Imagotaria

Imagotaria
Temporal range: Late Miocene
Scientific classification
Kingdom: Animalia
Phylum: Chordata
Class: Mammalia
Order: Carnivora
Family: Odobenidae
Genus: Imagotaria
Species: I. downsi
Binomial name
Imagotaria downsi
Mitchell, 1968

Imagotaria is an extinct monotypic genus of walrus with the sole species Imagotaria downsi. Fossils of Imagotaria are known from the early late Miocene of California (c. 10-12 million years ago).

Description

The 1.8 metres (6 ft) long pinniped more closely resembled in its overall shape a sea lion rather than a walrus. Unlike the extant walrus (Odobenus rosmarus), Imagotaria did not possess elongate, ever-growing tusks, but instead bore enlarged canines (with respect to other pinnipeds).[1]

Imagotaria is an example of a primitive walrus that does not grossly appear similar to a modern walrus. However, the walrus family (the Odobenidae) is a more inclusive group, that includes walruses without tusks (e.g. Imagotaria), walruses with upper and lower tusks (the subfamily Dusignathinae), and walruses with upper tusks like the extant walrus (subfamily Odobeninae, tribe Odobenini). It is possible to classify these pinnipeds as walruses because they share many other skull features (besides tusks) as well as many skeletal features, all of which indicate common ancestry.

Palaeobiology

The teeth of Imagotaria indicate that its feeding ecology was markedly different from that of modern walrus, and more similar to that of less specialized pinnipeds like seals, fur seals, and sea lions. Conical, unworn teeth and the lack of a vaulted palate indicate that Imagotaria did not feed on molluscs like modern walrus. Modern walruses do not use their teeth to chew molluscs like sea otters do. Instead, they hold a clam in their lips, and the vaulted palate allows them to use their tongue as a powerful piston to suck the soft parts right out of the clam shell. The shell is then dropped to the seafloor, never entering the oral cavity.

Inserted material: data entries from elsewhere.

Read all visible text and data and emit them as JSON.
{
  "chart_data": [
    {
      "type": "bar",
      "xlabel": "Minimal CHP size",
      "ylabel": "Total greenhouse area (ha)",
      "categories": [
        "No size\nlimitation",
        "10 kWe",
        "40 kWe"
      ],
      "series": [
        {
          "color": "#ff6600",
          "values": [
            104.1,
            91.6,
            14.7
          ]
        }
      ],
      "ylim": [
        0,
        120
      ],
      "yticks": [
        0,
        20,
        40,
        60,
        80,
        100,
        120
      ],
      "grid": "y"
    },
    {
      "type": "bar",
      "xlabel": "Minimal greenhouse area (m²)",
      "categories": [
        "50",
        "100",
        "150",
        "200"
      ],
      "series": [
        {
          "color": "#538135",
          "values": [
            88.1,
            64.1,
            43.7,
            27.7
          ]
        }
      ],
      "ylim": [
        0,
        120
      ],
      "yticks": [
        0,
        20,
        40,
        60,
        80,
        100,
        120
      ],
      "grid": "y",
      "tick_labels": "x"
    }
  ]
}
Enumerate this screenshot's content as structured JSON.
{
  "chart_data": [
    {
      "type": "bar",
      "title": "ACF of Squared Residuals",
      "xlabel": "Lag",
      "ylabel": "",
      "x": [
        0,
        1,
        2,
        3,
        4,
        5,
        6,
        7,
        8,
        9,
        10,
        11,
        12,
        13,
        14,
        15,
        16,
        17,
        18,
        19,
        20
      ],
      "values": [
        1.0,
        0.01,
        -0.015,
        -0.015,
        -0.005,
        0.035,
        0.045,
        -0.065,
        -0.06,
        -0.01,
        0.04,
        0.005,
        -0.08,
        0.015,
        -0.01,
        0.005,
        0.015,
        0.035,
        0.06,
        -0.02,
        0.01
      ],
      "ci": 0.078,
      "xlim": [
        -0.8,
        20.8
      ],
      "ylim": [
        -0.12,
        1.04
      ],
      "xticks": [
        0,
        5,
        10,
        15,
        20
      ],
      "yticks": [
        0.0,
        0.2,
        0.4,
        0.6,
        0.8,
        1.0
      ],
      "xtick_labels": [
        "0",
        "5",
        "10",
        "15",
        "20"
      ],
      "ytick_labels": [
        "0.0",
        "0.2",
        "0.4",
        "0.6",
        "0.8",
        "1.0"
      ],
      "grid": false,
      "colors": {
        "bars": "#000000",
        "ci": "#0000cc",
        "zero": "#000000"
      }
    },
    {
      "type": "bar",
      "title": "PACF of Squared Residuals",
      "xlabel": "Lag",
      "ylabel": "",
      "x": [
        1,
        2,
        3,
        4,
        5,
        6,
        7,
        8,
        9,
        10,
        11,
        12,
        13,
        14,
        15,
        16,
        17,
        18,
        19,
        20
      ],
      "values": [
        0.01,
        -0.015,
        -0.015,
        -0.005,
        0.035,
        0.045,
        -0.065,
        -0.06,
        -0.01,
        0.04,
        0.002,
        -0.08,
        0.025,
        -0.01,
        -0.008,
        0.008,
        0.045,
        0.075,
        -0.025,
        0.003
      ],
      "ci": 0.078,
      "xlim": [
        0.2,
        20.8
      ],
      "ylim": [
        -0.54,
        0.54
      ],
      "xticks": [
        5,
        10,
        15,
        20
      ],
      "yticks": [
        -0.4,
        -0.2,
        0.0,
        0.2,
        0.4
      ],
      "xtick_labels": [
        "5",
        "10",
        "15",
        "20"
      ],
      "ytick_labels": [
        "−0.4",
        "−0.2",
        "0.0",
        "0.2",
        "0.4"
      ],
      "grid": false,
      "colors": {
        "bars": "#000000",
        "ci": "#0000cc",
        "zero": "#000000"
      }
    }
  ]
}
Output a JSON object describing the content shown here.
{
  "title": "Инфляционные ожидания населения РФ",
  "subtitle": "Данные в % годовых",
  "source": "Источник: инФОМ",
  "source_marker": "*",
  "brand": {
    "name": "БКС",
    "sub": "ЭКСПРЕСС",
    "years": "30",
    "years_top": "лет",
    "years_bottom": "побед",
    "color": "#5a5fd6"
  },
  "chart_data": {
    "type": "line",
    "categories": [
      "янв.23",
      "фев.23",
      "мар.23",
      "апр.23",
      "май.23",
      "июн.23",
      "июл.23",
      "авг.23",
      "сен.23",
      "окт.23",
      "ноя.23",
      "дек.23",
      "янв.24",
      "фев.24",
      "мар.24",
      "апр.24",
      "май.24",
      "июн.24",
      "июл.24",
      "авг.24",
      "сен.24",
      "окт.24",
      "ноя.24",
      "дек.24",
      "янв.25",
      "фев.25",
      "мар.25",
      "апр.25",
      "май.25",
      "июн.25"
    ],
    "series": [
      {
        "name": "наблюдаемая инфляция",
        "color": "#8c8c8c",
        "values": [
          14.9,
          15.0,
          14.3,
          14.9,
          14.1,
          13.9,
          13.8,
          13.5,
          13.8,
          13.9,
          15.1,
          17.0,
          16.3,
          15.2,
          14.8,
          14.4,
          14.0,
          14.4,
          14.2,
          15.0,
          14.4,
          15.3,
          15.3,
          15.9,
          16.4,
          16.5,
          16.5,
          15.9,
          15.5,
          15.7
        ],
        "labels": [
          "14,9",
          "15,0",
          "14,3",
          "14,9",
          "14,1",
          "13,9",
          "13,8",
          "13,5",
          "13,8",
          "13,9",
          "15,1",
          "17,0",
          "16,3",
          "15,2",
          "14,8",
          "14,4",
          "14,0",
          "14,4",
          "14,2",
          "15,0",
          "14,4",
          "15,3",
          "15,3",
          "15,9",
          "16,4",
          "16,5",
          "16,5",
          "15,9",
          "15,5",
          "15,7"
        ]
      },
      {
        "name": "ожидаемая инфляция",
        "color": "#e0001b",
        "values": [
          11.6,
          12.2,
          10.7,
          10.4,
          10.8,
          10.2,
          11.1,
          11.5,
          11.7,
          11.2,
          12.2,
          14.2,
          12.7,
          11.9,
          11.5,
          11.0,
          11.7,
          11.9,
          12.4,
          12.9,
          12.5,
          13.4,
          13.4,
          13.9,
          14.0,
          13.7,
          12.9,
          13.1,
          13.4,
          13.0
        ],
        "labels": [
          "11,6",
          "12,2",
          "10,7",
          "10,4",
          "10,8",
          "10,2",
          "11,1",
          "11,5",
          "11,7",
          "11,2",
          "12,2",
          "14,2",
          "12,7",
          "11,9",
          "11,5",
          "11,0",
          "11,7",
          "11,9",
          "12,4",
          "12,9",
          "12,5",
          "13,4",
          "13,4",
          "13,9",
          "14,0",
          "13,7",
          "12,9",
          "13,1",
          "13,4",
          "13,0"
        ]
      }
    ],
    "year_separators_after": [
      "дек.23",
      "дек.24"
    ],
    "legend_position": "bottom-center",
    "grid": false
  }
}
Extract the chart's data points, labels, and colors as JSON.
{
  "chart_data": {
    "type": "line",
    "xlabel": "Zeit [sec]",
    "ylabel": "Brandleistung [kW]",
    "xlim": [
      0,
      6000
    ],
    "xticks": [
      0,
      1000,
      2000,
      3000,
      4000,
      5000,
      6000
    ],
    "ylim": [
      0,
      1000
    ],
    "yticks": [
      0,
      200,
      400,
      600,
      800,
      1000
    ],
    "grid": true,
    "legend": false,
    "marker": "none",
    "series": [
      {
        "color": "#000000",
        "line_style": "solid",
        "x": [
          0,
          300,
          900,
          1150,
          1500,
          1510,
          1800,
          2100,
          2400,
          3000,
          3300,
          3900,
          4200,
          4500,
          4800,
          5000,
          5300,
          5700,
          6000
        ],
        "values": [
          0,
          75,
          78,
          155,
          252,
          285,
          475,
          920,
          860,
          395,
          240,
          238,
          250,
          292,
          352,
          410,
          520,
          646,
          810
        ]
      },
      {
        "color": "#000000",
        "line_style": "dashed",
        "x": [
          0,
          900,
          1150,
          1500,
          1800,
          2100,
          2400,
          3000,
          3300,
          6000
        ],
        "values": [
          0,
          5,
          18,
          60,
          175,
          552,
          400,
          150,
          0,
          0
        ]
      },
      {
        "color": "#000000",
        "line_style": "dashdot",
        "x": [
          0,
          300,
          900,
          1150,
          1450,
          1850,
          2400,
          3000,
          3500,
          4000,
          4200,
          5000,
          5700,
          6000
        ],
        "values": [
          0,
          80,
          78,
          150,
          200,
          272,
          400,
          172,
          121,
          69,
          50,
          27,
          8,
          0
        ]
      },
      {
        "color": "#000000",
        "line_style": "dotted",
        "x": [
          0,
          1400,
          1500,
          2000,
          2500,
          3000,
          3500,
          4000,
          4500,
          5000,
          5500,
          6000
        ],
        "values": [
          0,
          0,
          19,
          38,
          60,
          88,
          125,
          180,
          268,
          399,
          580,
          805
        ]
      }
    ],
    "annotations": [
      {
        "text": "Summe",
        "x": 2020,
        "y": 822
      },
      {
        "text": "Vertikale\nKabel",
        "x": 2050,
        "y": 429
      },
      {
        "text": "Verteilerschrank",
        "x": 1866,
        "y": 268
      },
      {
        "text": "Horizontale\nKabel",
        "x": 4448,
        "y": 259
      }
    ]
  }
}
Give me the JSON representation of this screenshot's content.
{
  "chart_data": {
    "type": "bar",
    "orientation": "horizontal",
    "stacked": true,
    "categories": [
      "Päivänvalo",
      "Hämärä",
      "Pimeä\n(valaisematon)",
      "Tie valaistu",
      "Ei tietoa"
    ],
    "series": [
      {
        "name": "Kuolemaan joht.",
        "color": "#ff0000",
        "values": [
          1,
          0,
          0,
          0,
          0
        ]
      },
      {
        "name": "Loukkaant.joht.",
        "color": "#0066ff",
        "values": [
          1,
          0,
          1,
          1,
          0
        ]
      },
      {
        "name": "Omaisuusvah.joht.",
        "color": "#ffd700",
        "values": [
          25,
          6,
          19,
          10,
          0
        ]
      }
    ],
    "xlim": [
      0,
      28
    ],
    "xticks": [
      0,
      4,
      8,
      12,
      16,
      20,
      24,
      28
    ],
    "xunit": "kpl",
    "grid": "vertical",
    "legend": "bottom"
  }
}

Additionally, fossils of Imagotaria (and the earlier Neotherium, c. 15 million years ago) demonstrate that early walruses had, by the middle and late Miocene, already developed extreme sexual dimorphism (males and females having different body sizes). It is unclear whether extreme sexual dimorphism is ancestral to all pinnipeds, or if it has been independently acquired in multiple pinniped lineages.

References

  1. Palmer, D., ed. (1999). The Marshall Illustrated Encyclopedia of Dinosaurs and Prehistoric Animals. London: Marshall Editions. p. 227. ISBN 1-84028-152-9.